À l’issue des discussions, les deux parties ont convenu de finaliser, avant la fin de l’année, un cadre formel pour faciliter les investissements, les échanges de technologies et le co-développement de projets structurants.
Le contexte international, marqué par les bouleversements des chaînes d’approvisionnement mondiales et la reconfiguration des blocs économiques, renforce la pertinence de telles coopérations africaines. L’Afrique du Nord dispose d’un tissu industriel plus avancé, tandis que l’Afrique centrale regorge de matières premières et de marchés à conquérir.
Ce dialogue maroco-congolais s’inscrit dans une logique de complémentarité. Là où Rabat peut offrir du capital, de l’expertise technique et des modèles d’organisation performants, Kinshasa peut proposer des projets à fort potentiel dans l’énergie solaire, l’agriculture durable, la logistique et le numérique.
En parallèle, les équipes du ministère congolais de l’Économie ont été chargées de préparer une série de fiches projets à présenter d’ici juillet à la CGEM, dans l’espoir d’attirer rapidement des investissements pilotes dans les provinces du Kongo Central, du Haut-Katanga et de la Tshopo.
La prochaine étape attendue est la convocation d’une mission économique marocaine en RDC, avec un agenda sectoriel bien défini et des rendez-vous B2B ciblés.
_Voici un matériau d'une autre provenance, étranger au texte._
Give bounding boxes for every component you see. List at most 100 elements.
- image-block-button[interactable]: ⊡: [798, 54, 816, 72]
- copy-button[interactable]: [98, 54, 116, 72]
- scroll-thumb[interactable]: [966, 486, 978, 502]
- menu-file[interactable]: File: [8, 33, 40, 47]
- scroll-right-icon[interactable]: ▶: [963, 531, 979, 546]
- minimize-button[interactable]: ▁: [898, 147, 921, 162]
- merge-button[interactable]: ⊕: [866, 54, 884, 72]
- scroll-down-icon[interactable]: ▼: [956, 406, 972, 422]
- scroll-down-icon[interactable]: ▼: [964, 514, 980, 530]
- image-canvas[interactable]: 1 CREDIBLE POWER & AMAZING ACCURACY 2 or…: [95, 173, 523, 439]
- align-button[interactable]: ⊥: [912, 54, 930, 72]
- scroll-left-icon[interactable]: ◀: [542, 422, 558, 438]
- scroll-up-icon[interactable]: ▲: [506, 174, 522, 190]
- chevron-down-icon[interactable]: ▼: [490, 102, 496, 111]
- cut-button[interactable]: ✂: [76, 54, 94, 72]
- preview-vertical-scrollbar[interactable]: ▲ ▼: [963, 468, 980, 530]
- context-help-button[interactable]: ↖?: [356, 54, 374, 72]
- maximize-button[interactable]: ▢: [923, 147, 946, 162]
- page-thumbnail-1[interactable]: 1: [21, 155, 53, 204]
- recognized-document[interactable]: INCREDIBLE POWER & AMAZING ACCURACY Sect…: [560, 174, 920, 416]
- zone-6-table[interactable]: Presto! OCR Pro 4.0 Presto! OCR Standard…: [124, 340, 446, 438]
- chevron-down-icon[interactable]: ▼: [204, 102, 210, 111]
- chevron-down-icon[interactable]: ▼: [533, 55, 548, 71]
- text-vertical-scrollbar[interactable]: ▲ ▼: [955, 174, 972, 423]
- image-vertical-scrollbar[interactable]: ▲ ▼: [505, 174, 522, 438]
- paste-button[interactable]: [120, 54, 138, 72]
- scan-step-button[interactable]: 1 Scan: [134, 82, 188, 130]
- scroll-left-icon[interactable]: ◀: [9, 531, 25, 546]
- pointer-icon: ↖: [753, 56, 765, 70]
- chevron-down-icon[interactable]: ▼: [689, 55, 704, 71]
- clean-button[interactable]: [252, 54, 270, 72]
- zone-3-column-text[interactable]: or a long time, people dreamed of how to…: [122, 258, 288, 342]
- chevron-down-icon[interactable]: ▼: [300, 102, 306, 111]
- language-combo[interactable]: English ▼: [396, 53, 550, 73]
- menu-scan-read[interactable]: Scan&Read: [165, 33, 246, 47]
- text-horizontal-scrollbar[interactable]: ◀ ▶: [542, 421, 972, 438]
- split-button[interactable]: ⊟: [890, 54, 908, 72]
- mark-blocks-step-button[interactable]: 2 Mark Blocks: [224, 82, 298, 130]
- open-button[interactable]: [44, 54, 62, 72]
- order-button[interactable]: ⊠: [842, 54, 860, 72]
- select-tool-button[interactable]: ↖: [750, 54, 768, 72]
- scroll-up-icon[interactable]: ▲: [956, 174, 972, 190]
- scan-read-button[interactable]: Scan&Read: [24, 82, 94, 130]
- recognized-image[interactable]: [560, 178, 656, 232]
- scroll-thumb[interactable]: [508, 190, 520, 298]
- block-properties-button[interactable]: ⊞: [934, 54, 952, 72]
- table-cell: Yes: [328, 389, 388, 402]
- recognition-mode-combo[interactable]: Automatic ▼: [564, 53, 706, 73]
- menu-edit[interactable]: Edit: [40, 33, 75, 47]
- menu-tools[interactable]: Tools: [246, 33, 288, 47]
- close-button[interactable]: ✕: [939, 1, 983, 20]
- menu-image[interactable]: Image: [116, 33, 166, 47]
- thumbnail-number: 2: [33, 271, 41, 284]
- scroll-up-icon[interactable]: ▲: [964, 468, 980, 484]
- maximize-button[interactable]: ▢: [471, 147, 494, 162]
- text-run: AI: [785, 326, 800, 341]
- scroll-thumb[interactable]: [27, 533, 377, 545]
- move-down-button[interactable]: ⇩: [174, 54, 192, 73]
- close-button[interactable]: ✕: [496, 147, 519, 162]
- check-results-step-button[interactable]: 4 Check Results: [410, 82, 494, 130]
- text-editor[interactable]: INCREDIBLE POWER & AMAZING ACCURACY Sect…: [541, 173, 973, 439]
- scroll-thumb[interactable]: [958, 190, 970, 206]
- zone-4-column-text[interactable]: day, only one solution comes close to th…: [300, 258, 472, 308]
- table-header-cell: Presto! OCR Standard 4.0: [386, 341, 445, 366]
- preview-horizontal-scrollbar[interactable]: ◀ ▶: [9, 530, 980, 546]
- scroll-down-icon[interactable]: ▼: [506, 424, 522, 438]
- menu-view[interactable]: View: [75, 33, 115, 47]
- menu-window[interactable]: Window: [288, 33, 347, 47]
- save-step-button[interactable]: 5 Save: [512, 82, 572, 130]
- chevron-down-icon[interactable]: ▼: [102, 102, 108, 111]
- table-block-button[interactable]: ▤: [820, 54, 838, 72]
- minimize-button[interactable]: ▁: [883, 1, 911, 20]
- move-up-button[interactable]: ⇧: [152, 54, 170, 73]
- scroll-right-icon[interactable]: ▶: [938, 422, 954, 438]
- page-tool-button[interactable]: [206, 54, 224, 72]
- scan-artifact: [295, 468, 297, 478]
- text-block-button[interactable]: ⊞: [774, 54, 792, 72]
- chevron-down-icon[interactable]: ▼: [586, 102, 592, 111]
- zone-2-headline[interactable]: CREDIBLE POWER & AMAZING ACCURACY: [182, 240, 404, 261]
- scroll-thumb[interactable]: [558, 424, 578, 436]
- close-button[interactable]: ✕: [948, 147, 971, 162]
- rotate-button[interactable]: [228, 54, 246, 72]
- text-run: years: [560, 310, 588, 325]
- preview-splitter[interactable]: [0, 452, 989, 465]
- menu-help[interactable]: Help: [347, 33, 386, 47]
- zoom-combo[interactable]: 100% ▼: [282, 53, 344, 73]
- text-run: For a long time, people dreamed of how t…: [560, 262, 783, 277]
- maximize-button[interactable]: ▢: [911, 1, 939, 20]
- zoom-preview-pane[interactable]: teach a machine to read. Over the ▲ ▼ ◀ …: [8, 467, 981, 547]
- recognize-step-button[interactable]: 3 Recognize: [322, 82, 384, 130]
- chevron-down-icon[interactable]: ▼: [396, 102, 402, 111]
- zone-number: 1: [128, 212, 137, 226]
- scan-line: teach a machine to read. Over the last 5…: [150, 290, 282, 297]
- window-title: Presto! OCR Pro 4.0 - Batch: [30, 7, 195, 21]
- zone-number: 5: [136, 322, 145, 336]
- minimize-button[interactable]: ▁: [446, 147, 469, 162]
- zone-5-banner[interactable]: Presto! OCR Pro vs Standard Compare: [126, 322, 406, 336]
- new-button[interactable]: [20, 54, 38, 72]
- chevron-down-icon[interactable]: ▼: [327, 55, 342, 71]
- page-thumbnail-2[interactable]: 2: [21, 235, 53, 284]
Si l’initiative est saluée, certains analystes rappellent que la RDC multiplie les annonces économiques sans toujours parvenir à concrétiser les promesses. L’absence de chiffres précis ou d’accords signés à l’issue de la rencontre de Rabat nourrit une prudence légitime.
Dans ce contexte, les investisseurs marocains attendent des garanties de stabilité fiscale, une réforme de la justice commerciale et un assouplissement des procédures douanières pour franchir le pas.
« Ce que nous voulons, c’est un climat clair, des interlocuteurs réactifs et un engagement réel de la partie congolaise à simplifier la vie des entreprises », a confié un cadre de la Fédération des Chambres de Commerce du Maroc, présent à la rencontre.
La balle est donc désormais dans le camp de Kinshasa, qui doit prouver que cette main tendue au Maroc débouchera sur des projets solides, viables et réciproquement bénéfiques.